Carillion bosses responsible for 'rotten corporate culture' and drive firm off a cliff, say MPs
Carillion’s board presided over a “rotten corporate culture” and was culpable for its “costly collapse”, two committees of MPs have concluded.
They also called for a potential break-up of the big four audit firms, after they “waved through” the indebted construction firm’s accounts.
And they attacked the government for lacking “decisiveness and bravery” to tackle corporate regulation failures.
The MPs said regulators should consider disqualifying the directors.
Carillion collapsed under a £1.5bn debt pile in January. It employed 43,000 people, about 20,000 of them in the UK, thousands of whom have lost their jobs.
It also held numerous public contracts, such as the maintenance of schools and prisons, all of which had to be brought under government control, at a cost to the taxpayer.
In a damning 100-page report, the Work and Pensions and the Business, Energy and Industrial Strategy committees said:
- The Big Four accountancy firms were a “cosy club incapable of providing the degree of independent challenge needed”

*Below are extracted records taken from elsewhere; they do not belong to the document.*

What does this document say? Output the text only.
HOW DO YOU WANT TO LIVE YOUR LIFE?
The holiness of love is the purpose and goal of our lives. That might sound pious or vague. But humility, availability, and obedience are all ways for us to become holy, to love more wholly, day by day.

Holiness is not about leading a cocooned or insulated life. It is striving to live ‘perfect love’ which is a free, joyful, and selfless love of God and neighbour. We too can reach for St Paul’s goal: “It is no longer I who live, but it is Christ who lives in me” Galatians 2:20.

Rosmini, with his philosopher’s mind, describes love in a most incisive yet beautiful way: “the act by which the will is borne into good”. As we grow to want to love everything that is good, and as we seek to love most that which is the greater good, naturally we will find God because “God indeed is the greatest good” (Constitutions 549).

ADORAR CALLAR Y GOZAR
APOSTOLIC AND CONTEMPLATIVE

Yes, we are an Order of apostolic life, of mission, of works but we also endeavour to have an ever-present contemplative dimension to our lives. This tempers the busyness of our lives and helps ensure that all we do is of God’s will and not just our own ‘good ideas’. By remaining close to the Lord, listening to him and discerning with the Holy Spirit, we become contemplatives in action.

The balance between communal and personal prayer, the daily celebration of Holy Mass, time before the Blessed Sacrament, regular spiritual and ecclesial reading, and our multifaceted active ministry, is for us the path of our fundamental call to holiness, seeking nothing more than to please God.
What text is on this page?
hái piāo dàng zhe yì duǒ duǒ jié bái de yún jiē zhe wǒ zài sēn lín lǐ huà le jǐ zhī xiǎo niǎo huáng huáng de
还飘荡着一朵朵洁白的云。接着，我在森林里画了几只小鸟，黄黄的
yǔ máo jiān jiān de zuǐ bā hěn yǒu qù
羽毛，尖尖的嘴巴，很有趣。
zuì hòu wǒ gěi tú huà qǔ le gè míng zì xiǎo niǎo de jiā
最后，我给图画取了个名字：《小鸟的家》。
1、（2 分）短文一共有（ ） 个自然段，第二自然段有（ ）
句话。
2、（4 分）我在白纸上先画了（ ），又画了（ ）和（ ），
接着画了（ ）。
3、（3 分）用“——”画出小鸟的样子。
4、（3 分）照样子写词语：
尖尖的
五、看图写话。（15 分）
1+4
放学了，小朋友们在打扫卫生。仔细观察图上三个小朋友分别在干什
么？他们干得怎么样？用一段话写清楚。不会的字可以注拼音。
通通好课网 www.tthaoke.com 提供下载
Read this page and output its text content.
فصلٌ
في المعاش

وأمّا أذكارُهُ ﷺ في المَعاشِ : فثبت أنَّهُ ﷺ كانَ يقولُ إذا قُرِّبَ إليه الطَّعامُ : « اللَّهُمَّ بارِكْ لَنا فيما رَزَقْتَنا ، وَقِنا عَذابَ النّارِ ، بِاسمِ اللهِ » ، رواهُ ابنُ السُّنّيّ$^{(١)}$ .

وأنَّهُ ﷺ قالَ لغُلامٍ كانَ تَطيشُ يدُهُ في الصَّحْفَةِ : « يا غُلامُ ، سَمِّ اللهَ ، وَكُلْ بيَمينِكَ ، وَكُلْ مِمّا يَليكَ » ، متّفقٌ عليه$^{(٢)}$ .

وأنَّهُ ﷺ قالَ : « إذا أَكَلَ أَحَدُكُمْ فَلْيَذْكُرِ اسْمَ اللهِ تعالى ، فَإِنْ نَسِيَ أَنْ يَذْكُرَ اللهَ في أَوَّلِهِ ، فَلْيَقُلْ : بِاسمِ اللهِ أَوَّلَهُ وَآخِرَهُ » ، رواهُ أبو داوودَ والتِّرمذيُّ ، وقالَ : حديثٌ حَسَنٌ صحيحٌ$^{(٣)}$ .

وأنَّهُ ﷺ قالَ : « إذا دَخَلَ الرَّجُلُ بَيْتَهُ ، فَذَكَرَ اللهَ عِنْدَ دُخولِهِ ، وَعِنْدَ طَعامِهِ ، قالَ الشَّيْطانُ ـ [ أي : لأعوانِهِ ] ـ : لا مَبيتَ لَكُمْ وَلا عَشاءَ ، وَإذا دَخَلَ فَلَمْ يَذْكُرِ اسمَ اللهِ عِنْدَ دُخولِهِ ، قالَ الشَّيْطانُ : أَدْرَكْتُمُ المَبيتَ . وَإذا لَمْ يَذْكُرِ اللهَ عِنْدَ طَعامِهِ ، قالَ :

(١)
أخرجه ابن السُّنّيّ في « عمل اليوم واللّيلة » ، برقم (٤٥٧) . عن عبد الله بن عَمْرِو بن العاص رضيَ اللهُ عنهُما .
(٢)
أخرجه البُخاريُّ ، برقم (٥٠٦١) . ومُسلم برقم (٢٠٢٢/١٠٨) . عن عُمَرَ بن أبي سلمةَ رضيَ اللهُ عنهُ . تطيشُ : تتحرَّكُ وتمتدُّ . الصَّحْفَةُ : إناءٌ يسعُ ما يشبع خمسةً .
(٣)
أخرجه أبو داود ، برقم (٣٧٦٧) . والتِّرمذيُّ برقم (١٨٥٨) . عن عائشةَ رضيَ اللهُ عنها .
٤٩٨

- Carillion’s collapse had exposed “systemic flaws” in corporate Britain and showed regulators were “toothless”
- And warned “Carillion could happen again, and soon”
Rachel Reeves, chair of the business committee, told BBC Radio 4’s Today programme: “The directors are culpable for the mess that Carillion got into and drove the company off a cliff.”
She accused them of a “relentless dash for cash” by taking on low-margin contracts which didn’t make money.
“And when we had the directors in front of our Select Committee, they seemed to be in total denial about what happened to their company,” she said.
What are the directors accused of?
In their report, the two committees called Carillion’s rise and fall “a story of recklessness, hubris and greed”.
They singled out former directors Richard Adam, Richard Howson and Philip Green for particular scrutiny, saying the men had grown the firm through ill-judged acquisitions while hiding Carillion’s financial problems from shareholders.
They added that even as the company publicly began to unravel, the board was “concerned with increasing and protecting generous executive bonuses”.
“Long term obligations, such as adequately funding Carillion’s pension schemes, were treated with contempt,” they said.
They said the directors had presented themselves during parliamentary hearings as victims of “unforeseeable mishaps”.
But Carillion’s former finance director, Richard Adam, said he rejected the committees’ conclusions and objected to quotes in the MPs’ report, which he said had been misattributed to him.
Former chairman Philip Green said the board had “always strived to act in the interests of the company and all its stakeholders”.
What are the auditors accused of?
The two select committees also attacked the big four accounting firms for approving Carillion’s accounts despite its spiralling debts.
- They said Ernst & Young was paid £10.8m for “six months of failed turnaround advice”
- Deloitte received £10m to be Carillion’s internal auditor, but was either “unable or unwilling” to identify failings in financial controls, or “too readily ignored them”
- KPMG failed to question Carillion’s financial judgements while PwC continues “to gain” as its official receiver “without adequate scrutiny”.
Ms Reeves said the competition authorities should consider breaking up the big four accountancy firms to “help increase competition and deal with conflicts of interest”.
But a KPMG spokesman said it had conducted its audits of Carillion “appropriately”, and Ernst & Young said it was “disappointed that despite all efforts the business was not rescued”.
Deloitte said it was “disappointed” with committees’ conclusions while PwC said it was helping save “thousands of jobs” as official receiver.
Michael Izza, chief executive of the Institute of Chartered Accountants, told the Today programme the report felt like a watershed moment for the industry.
“It gives us an opportunity to think again about what we need to do to fix this. Because if we don’t fix this I don’t think we’re going to have a profession in 20 years time.”
What are regulators and the government accused of?
The MPs also accused regulators of being too “passive” in tackling Carillion’s problems, and said government failures had made the collapse of the outsourcing firm “if not inevitable, then at least a distinct possibility”.
- They said contractors that handled “swathes” of public services needed to be closely monitored
- But they said the government had failed to spot the risks because of its “semi-professional part-time” system of oversight.
Frank Field, chair of the Work and Pensions Committee, said: “Government urgently needs to come to Parliament with radical reforms to our creaking system of corporate accountability.”
A Cabinet Office spokeswoman said it had recently announced measures to support government suppliers, including strengthening its commitment to “protecting staff, businesses and small suppliers from irresponsible directors”.
It said it would “respond fully” to the committees’ report in due course.